To learn more about this amazing way to handle concurrent flows, start with the
[official documentation](https://redux-saga.github.io/redux-saga) and explore
some examples! (Read [this comparison](https://stackoverflow.com/questions/34930735/pros-cons-of-using-redux-saga-with-es6-generators-vs-redux-thunk-with-es7-async/34933395) if you're used to `redux-thunk`)

## Usage

Sagas are associated with a container, just like actions, constants, selectors
and reducers. If your container already has a `saga.js` file, simply add your
saga to that.
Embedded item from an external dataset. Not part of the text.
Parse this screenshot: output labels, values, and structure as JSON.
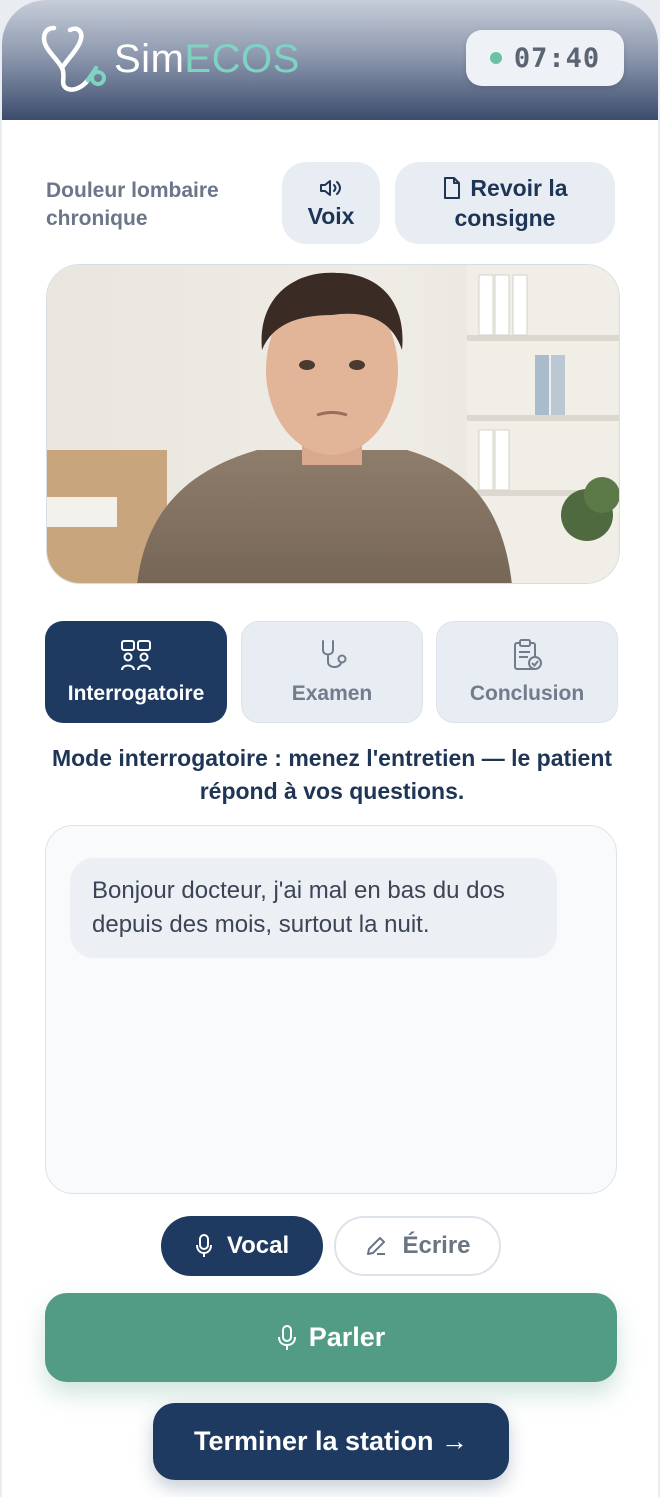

If your container does not yet have a `saga.js` file, add one with
this boilerplate structure:

```JS
import { takeLatest, call, put, select } from 'redux-saga/effects';

// Root saga
export default function* rootSaga() {
  // if necessary, start multiple sagas at once with `all`
  yield [
    takeLatest(LOAD_REPOS, getRepos),
    takeLatest(LOAD_USERS, getUsers),
  ];
}
```

Then, in your `index.js`, use a decorator to inject the root saga:

```JS
import injectSaga from 'utils/injectSaga';
import { DAEMON } from 'utils/constants';
import saga from './saga';

// ...

// `mode` is an optional argument, default value is `DAEMON`
const withSaga = injectSaga({ key: 'yourcomponent', saga, mode: DAEMON });

export default compose(
  withSaga,
)(YourComponent);
```

A `mode` argument can be one of three constants (import them from `utils/constants`):

- `DAEMON` (default value) — starts a saga on component mount and never cancels it or starts again;
- `RESTART_ON_REMOUNT` — starts a saga when a component is being mounted
  and cancels with `task.cancel()` on component un-mount for improved performance;
- `ONCE_TILL_UNMOUNT` — behaves like `RESTART_ON_REMOUNT` but never runs the saga again.

Now add as many sagas to your `saga.js` file as you want!